Frequently Asked Questions (FAQ)

  1. Should I use AgentCPM-Explore or AgentCPM-Report?
    Use Explore if your core need is to answer a specific, complex question requiring web access or multiple tool calls. Use Report if your core need is to generate a structured, evidence-rich long-form report based primarily on your local knowledge base.

  2. What hardware is needed to deploy AgentCPM-Report?
    Using a GPU is recommended for acceptable inference speed. The project offers both vLLM (GPU) and llama.cpp (CPU) deployment options. CPU is slower but has wider compatibility. Refer to the model card for specific memory/VRAM requirements (an 8B model typically works well with 16GB+ VRAM).

  3. Can I train a model like AgentCPM-Explore with my own data?
    Yes. The open-source AgentRL framework is a fully asynchronous RL framework for training agents. You would need to define your own task environment, toolset, and reward function, then use the framework to train/fine-tune a base model (like Qwen3-4B) on your task data.

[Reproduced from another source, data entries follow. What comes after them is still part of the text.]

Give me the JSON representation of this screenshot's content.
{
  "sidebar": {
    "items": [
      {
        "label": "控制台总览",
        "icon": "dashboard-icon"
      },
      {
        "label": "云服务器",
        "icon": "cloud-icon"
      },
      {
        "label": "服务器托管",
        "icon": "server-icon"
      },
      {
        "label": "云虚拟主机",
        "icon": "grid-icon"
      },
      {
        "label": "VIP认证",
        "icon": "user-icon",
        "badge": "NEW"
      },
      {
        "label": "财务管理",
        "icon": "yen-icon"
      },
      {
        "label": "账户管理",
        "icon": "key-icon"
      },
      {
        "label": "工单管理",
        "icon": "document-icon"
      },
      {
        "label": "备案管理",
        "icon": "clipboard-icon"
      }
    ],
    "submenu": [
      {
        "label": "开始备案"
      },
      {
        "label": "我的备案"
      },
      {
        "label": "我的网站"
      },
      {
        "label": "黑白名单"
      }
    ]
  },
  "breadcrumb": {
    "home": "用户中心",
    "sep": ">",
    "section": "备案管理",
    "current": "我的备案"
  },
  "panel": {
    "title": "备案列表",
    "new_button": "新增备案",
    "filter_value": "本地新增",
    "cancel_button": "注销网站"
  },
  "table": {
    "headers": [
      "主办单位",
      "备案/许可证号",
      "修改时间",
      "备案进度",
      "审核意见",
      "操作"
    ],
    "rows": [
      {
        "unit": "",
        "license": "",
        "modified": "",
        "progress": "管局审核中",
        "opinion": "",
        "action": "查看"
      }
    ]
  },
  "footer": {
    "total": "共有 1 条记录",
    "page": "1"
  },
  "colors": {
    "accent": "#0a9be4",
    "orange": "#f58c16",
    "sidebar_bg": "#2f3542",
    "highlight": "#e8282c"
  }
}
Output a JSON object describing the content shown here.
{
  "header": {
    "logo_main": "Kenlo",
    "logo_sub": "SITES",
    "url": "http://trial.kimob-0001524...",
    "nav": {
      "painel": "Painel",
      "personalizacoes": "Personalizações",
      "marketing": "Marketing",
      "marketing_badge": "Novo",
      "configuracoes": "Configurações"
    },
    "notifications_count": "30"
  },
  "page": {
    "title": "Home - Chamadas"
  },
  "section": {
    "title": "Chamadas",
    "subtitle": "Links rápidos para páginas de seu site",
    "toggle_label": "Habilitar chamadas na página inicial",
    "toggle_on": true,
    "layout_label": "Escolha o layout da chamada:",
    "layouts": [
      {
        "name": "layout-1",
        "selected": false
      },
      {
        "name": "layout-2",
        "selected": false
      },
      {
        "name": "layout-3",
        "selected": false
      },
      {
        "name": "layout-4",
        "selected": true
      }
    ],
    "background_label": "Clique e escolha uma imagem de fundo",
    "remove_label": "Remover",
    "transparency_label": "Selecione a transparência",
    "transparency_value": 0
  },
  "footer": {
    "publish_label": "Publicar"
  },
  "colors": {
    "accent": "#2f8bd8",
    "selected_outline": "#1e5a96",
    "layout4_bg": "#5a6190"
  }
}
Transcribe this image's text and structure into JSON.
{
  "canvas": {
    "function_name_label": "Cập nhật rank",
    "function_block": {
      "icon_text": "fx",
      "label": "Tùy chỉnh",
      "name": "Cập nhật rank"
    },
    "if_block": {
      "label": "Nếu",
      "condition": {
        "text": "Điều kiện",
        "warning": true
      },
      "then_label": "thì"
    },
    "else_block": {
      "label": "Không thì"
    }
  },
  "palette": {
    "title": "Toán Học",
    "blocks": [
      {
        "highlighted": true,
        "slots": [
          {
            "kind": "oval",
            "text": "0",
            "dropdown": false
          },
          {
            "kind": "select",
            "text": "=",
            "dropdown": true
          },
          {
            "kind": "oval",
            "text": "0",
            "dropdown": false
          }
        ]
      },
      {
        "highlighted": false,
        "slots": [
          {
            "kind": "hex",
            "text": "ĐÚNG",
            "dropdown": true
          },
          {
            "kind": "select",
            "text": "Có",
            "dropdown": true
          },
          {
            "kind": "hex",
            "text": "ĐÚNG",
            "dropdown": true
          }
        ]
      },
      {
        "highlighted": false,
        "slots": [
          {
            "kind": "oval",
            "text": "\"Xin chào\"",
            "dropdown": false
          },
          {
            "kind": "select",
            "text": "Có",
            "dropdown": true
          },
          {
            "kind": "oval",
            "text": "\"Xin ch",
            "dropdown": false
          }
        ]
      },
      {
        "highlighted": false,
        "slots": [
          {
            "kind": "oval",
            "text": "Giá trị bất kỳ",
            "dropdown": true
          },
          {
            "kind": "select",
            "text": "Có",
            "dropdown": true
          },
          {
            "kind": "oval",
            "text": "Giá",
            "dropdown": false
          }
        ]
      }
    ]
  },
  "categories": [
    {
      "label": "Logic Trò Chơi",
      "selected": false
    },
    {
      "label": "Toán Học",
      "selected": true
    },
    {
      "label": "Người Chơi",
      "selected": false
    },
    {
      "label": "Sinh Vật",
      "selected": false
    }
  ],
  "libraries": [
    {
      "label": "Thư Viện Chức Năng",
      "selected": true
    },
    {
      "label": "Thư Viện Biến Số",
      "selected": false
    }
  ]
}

  4. Can I integrate my company’s internal APIs into the AgentDock tool sandbox?
    Absolutely. You need to package your internal API as an MCP-compliant tool service and add its configuration to AgentDock’s config.toml file, then restart the relevant service node. The agent model will automatically recognize and be able to call this new tool.

  5. How exactly is the “local security” of AgentCPM-Report implemented?
    The entire system (including the Milvus vector database, vLLM inference framework, and web UI) can be deployed via Docker Compose on a single offline server or PC. All data—your documents, generated vector indexes, model weights, and report content—never leaves that device’s network, ensuring physical isolation.

  6. Do these models support Chinese?
    Fully supported. Both models are trained and evaluated with strong bilingual (English/Chinese) capabilities. They perform excellently on Chinese evaluation sets like BrowseComp (ZH) and DeepConsult, making them particularly suitable for deep research and reporting in Chinese contexts.

  7. Is there a ready-to-use graphical interface, or is coding required?
    AgentCPM-Report, integrated with the UltraRAG framework, provides an out-of-the-box web GUI (localhost:5050). Users can operate by uploading files and clicking buttons, no coding required. AgentCPM-Explore is currently configured and launched via Python scripts, suitable for developers integrating it into automated pipelines.

  8. Does their performance really match Gemini DeepResearch?
    Based on the project’s published results on benchmarks like DeepResearch Bench, AgentCPM-Report’s overall score is very close to Gemini 2.5 Pro DeepResearch and even surpasses it on the “Insight” sub-metric. This demonstrates top-tier competitiveness for the specific task of deep report generation. Actual results may vary slightly depending on the task domain and knowledge base quality.